Driver Error: the Major Cause of Truck Accidents according to the FMCSA

Posted by on Mar 16, 2016 in Automobile Acidents | 0 comments

Compared to cars, trailer trucks move and maneuver much slower; these huge vehicles also require more room, especially when making turns or when maneuvering along curves. Operating a trailer truck, also known as big rig, semi-trailer or 18-wheeler, requires special skills; thus, before a person can be issued a commercial driver’s license, his or her authorization to operate a truck (or a bus), he or she will first have to undergo a special training and a series of tests aimed at ensuring the safe operation of commercial vehicles.

According to the National Highway Traffic Safety Administration (NHTSA), more than two million semi-trailers are current under operation in the US. An alarming concern about this, though, is that a fourth of these vehicles (500,000 trucks) are said to get involved in accidents, many of which are fatal, every year.

Besides more maneuvering space, trucks also have blind spots, which are areas where smaller vehicles are not visible to truck drivers.

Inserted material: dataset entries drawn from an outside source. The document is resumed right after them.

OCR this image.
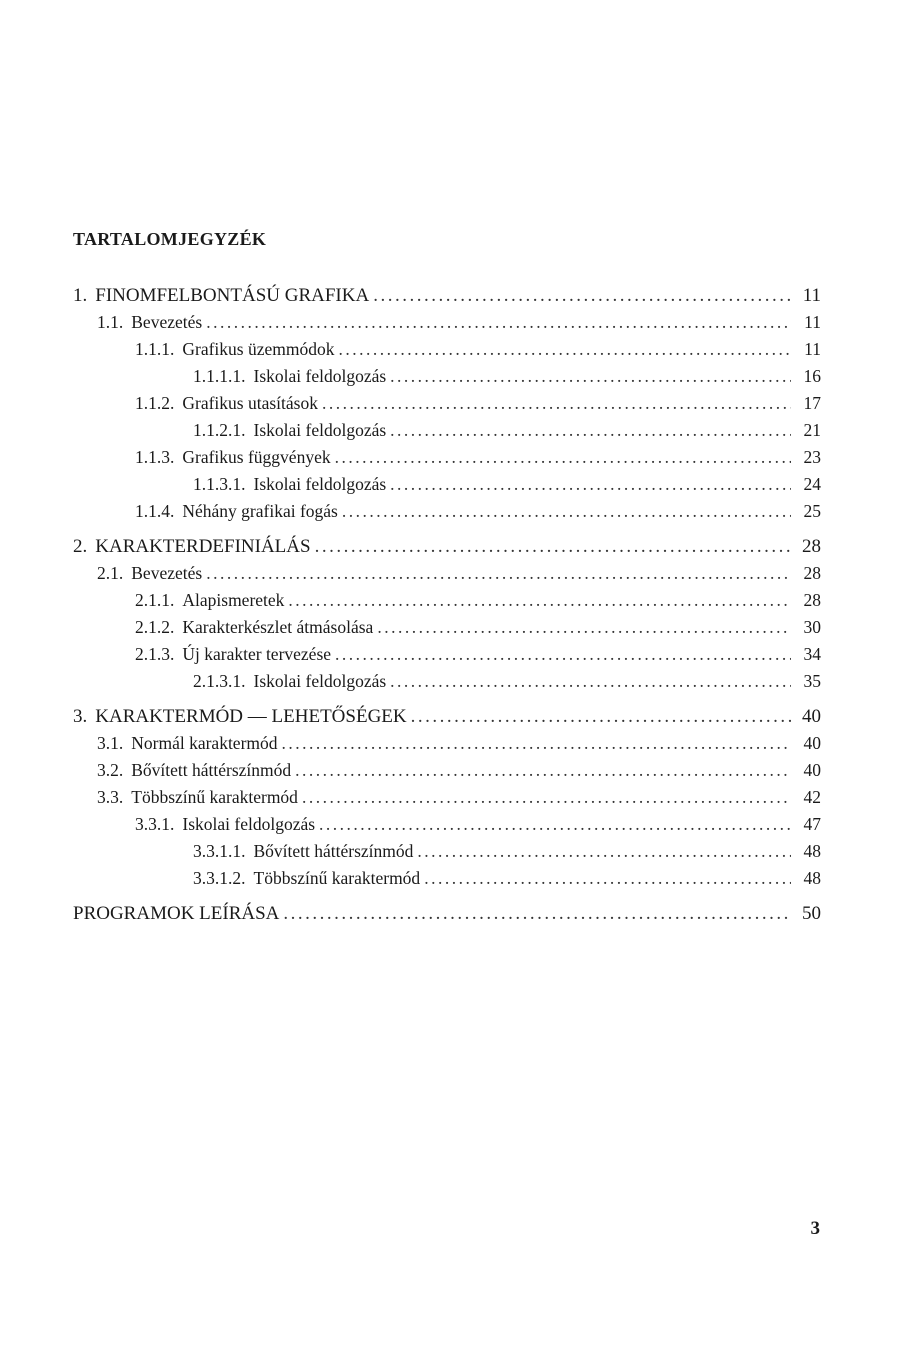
TARTALOMJEGYZÉK
1. FINOMFELBONTÁSÚ GRAFIKA .....	11
1.1. Bevezetés .....	11
1.1.1. Grafikus üzemmódok .....	11
1.1.1.1. Iskolai feldolgozás .....	16
1.1.2. Grafikus utasítások .....	17
1.1.2.1. Iskolai feldolgozás .....	21
1.1.3. Grafikus függvények .....	23
1.1.3.1. Iskolai feldolgozás .....	24
1.1.4. Néhány grafikai fogás .....	25
2. KARAKTERDEFINIÁLÁS .....	28
2.1. Bevezetés .....	28
2.1.1. Alapismeretek .....	28
2.1.2. Karakterkészlet átmásolása .....	30
2.1.3. Új karakter tervezése .....	34
2.1.3.1. Iskolai feldolgozás .....	35
3. KARAKTERMÓD — LEHETŐSÉGEK .....	40
3.1. Normál karaktermód .....	40
3.2. Bővített háttérszínmód .....	40
3.3. Többszínű karaktermód .....	42
3.3.1. Iskolai feldolgozás .....	47
3.3.1.1. Bővített háttérszínmód .....	48
3.3.1.2. Többszínű karaktermód .....	48
PROGRAMOK LEÍRÁSA .....	50
3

The blind spots, where most accidents occur, include a truck’s front, back area and sides, especially the passenger side.

While there are many varying factors that cause trucks to get involved in accidents, a study conducted by the Federal Motor carrier Safety Administration (FMCSA) says that majority of these accidents are due to truck driver errors.

According to the FMCSA, the top three factors that result to driver error are driver fatigue, intoxication from prescription and/or over-the-counter-drugs which results to impaired driving, and speeding and driving too fast for road conditions. (Other factors resulting to driver error are speeding, driving distractions, lack of focus on the road, failure to check blind spots, improper attachment of trailer, depowering of the front brakes, and failure to make sure that the brakes are in good working condition.

The dangers that trailer trucks pose on the road make it imperative for drivers to observe all proper safety measures – this especially includes double checking their blind spots for possible smaller vehicles and making sure that they start to step on the brakes, when they need to stop, from enough distance.

According to the Karlin, Fleisher & Falkenberg law firm, there are many instances wherein truck drivers fail to take their responsibility seriously, thus, causing catastrophic, yet preventable, accidents as a result. While it is true that many drivers of smaller vehicles have survived truck accidents, these survivors have been left either with a severe injury or a trauma that may haunt them for the rest of their lives; medical treatment to treat injuries can be costly; the same with emotional or psychological therapy. The results of an accident can no longer be undone.